The Community Capitals Framework (CCF) offers a structured approach to assessing community strengths and weaknesses across seven forms of capital—natural, cultural, human, social, political, financial, and built. Over the past several years, our team has collected and analyzed data indicators aligned with this framework to evaluate the strengths and weaknesses of cities and counties in the Midwest United States. Drawing on publicly available data, we’ve assessed how various forms of capital, such as built infrastructure, human services, and social networks vary across communities. While these assessments have offered valuable insights at the county and city level, they often mask important disparities within communities themselves. Our current focus shifts to analyzing those same indicators at a finer spatial scale to better understand how access to critical services and assets is distributed within individual communities.

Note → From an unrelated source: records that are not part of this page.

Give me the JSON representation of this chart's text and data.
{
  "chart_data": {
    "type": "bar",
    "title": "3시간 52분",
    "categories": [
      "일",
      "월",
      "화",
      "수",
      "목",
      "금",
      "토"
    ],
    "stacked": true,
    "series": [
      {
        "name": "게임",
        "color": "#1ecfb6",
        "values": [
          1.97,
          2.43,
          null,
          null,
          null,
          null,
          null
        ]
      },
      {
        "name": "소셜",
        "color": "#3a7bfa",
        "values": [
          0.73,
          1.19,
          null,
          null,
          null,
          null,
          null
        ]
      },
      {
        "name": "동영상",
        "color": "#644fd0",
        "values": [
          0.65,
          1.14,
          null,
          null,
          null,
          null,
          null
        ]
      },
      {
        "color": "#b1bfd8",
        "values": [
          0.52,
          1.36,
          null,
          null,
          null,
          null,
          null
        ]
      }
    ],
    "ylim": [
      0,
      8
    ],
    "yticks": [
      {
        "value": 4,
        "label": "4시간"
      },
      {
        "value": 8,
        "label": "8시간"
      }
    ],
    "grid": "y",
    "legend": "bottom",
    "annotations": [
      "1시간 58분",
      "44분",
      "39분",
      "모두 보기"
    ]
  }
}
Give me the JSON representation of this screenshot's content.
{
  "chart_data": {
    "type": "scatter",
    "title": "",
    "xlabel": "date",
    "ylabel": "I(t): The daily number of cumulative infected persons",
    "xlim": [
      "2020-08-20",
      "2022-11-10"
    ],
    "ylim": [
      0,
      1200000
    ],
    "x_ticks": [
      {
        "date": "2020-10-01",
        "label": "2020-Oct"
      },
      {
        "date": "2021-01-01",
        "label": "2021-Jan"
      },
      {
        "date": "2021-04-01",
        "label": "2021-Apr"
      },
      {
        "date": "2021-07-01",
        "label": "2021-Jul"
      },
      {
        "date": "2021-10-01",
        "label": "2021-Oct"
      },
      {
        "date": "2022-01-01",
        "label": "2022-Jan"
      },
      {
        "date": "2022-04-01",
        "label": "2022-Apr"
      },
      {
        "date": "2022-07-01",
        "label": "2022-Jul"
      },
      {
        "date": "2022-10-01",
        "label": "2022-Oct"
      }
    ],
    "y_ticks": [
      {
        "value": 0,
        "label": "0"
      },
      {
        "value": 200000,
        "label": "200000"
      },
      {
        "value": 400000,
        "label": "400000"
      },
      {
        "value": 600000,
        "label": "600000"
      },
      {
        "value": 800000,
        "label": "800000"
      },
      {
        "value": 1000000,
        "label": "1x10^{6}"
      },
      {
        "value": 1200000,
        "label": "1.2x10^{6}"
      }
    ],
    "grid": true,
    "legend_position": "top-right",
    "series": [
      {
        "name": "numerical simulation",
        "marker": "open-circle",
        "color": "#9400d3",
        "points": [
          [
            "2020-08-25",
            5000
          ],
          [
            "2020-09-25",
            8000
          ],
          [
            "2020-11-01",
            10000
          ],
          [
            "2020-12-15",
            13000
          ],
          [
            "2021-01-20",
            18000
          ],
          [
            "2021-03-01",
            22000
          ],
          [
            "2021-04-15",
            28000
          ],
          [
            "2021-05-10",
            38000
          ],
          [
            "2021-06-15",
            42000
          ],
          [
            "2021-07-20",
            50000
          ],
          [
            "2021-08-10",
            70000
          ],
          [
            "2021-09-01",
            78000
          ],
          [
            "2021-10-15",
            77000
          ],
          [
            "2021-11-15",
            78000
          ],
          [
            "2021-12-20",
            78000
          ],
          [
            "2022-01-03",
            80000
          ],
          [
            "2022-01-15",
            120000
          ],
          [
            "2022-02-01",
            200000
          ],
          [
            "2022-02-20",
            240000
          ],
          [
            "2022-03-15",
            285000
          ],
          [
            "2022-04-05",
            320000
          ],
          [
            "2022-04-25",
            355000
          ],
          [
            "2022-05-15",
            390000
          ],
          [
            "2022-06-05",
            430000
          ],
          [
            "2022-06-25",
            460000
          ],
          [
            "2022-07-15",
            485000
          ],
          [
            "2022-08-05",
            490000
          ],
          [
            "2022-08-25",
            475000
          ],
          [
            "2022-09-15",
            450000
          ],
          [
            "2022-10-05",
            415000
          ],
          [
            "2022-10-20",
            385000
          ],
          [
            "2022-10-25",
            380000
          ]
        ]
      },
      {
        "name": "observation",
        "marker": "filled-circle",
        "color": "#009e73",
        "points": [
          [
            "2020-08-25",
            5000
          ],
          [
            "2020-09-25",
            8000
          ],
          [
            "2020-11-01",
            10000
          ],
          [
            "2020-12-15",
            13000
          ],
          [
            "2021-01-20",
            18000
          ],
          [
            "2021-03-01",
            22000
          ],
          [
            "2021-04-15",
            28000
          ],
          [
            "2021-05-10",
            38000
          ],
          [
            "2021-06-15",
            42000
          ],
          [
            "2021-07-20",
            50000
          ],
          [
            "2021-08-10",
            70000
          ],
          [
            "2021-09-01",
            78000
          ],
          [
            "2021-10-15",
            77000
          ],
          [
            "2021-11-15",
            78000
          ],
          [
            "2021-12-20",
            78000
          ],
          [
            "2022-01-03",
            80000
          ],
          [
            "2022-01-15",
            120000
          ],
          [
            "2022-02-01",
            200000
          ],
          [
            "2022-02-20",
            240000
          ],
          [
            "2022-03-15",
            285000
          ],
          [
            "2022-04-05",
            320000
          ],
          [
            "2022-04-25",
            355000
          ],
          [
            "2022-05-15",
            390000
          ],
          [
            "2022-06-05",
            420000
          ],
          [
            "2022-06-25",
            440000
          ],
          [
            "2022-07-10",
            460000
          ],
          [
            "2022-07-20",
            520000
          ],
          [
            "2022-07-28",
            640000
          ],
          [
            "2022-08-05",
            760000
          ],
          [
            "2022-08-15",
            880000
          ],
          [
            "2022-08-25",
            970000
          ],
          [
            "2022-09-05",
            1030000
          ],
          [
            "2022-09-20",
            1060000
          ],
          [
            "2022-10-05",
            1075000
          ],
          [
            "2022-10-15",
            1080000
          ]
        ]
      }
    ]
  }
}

To uncover these internal disparities, we apply spatial analysis techniques using free and open-source software (FOSS) and openly available geospatial data. We begin by analyzing access to key community assets such as parks, healthcare facilities, broadband infrastructure, and educational institutions across a multi-county rural region, identifying differences in regional availability. We then zoom in on selected case study communities to map the neighborhood-level distribution of those same assets, revealing gaps in access that are often hidden by broader county- or city-level aggregates.
Using free and open-source tools we perform proximity analysis, service area analysis, and spatial overlays to identify underserved areas—places where residents may face barriers to opportunity, infrastructure, or essential services. Our case studies illustrate how a place-based, spatial lens grounded in open data tools can guide more equitable rural planning, investment, and community engagement.
This session will highlight our methods, case study findings, and how these insights can inform targeted investment in small rural communities. Our reproducible, open-source workflow is designed for use by researchers, planners, and community stakeholders aiming to apply geospatial analysis in low-resource environments.
Christopher J. Seeger, (cjseeger@iastate.edu) PLA, GISP is a Morrill Professor and Extension Specialist in Landscape Architecture and Geospatial Technology at Iowa State University. He leads the ISU Extension and Outreach Indicators Program and is the director of the Data Science for the Public Good Young Scholars Program. Professor Seeger specializes in the integration of geospatial technologies, collaborative design technologies, crowd-sourcing (Public Participation GIS and Volunteered Geographic Information) and data visualization to develop local current datasets and indicators that can be used in the community planning and design process.